What You See Is Not What You Get

Nov. 5, 2001
WYSIWIG helped define visual, "What You See Is What You Get" word processors. It also applies to debuggers. We see individual threads execute with debuggers. But what we see is not what we get: the programs may not work. Yes, we have the threads...

WYSIWIG helped define visual, "What You See Is What You Get" word processors. It also applies to debuggers. We see individual threads execute with debuggers. But what we see is not what we get: the programs may not work. Yes, we have the threads down cold. We've been doing thread-level debugging since Borland's and Microsoft's IDEs. We have it all: watchpoints, soft breakpoints, hard breakpoints, trace buffers, and so on. Some of the latest debuggers even add data displayed in graphical form.

Unfortunately, the traces often work when the program doesn't. This isn't unexpected. We create programs by the classic "divide and conquer" technique—breaking an application down into smaller and smaller subsets, down to the basic blocks, and then implementing from the bottom up.

Nice technique. But then we debug the small pieces and assume that the overall program works. Bad assumption. We do top-down design with bottom-up implementation and debug. Shouldn't we check at the program level? In fact, once the basic code runs, shouldn't we debug at the macro level, and then if something goes south, go down to the micro and find out why?

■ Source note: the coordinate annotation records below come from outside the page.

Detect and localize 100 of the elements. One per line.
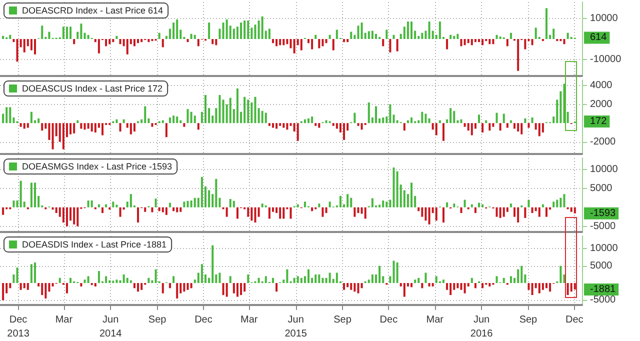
bar [232,200,235,208]
bar [52,123,54,150]
bar [172,207,175,212]
bar [531,283,534,296]
annotation: -1593 [590,208,616,219]
bar [339,196,342,208]
bar [488,39,491,44]
bar [222,22,224,39]
bar [98,271,100,284]
bar [140,283,143,290]
bar [116,280,118,284]
bar [538,283,540,294]
bar [464,200,466,208]
bar [311,207,314,212]
bar [34,39,36,54]
bar [308,118,310,124]
bar [460,39,462,46]
bar [218,28,221,39]
bar [563,39,566,44]
bar [190,34,192,39]
bar [566,283,569,296]
bar [410,182,413,208]
bar [470,204,473,208]
bar [20,283,22,290]
bar [318,123,320,128]
bar [552,202,555,208]
bar [343,123,346,140]
bar [279,39,282,46]
bar [9,107,12,124]
bar [286,123,288,130]
bar [194,116,196,124]
bar [453,110,456,124]
bar [148,39,150,42]
bar [215,178,218,208]
bar [183,123,186,127]
bar [16,39,18,62]
bar [55,207,58,214]
bar [435,123,438,136]
bar [290,123,292,126]
bar [137,207,140,223]
bar [286,269,288,284]
bar [101,123,104,136]
bar [453,204,456,208]
bar [442,207,444,223]
bar [282,39,285,46]
bar [336,123,338,129]
bar [499,123,502,131]
bar [119,123,122,132]
bar [354,207,356,217]
bar [545,283,548,288]
bar [478,114,480,124]
bar [26,283,29,290]
bar [62,26,64,39]
bar [325,39,328,44]
bar [357,283,360,294]
bar [90,123,93,132]
bar [392,34,395,39]
bar [151,280,154,284]
bar [186,109,189,124]
bar [168,283,171,288]
bar [368,31,370,39]
bar [293,278,296,284]
bar [232,283,235,294]
bar [378,204,381,208]
bar [20,180,22,208]
bar [478,202,480,208]
legend-label: DOEASCRD Index - Last Price 614 [22,6,164,16]
bar [9,34,12,39]
bar [62,207,64,223]
bar [2,207,4,215]
bar [23,283,26,288]
bar [563,84,566,124]
x-tick-label: Jun 2015 [284,314,308,340]
bar [392,260,395,284]
y-tick-label: -10000 [590,54,622,66]
bar [528,200,530,208]
bar [190,283,192,288]
bar [119,207,122,217]
bar [396,262,398,284]
bar [76,207,79,226]
bar [456,283,459,288]
bar [73,39,76,44]
bar [566,32,569,39]
bar [325,207,328,214]
bar [52,283,54,286]
bar [186,200,189,208]
bar [140,39,143,42]
bar [322,207,324,217]
bar [470,39,473,46]
annotation: -1881 [590,284,616,295]
bar [87,200,90,208]
bar [44,283,47,298]
bar [502,114,505,124]
bar [254,96,256,124]
bar [346,283,349,288]
bar [464,283,466,294]
bar [354,112,356,124]
x-tick-label: Dec [565,314,584,326]
bar [258,278,260,284]
bar [148,278,150,284]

Years ago, Mitch Kapour, who created the Lotus 1-2-3 killer app, devised another program. It was a presentation package for prototyping program interfaces by defining screen sequences. Similarly, many applications can be represented as a black box displaying the program's major events.

Most applications can be characterized by their execution events. For a car motor controller, the event sequence is TDC, open the input valves, inject fuel, fire plugs, open exhaust valves, and so on. Given an RPM, the program execution can be presented as a sequence of events—in effect, a visual spec. We can use it to verify code execution at the application level. We can also use it for debugging purposes.

Today, we can see our code threads execute, but the application can still go belly up. Let's up the tool ante and debug at the program level too, so what we see is what we really get.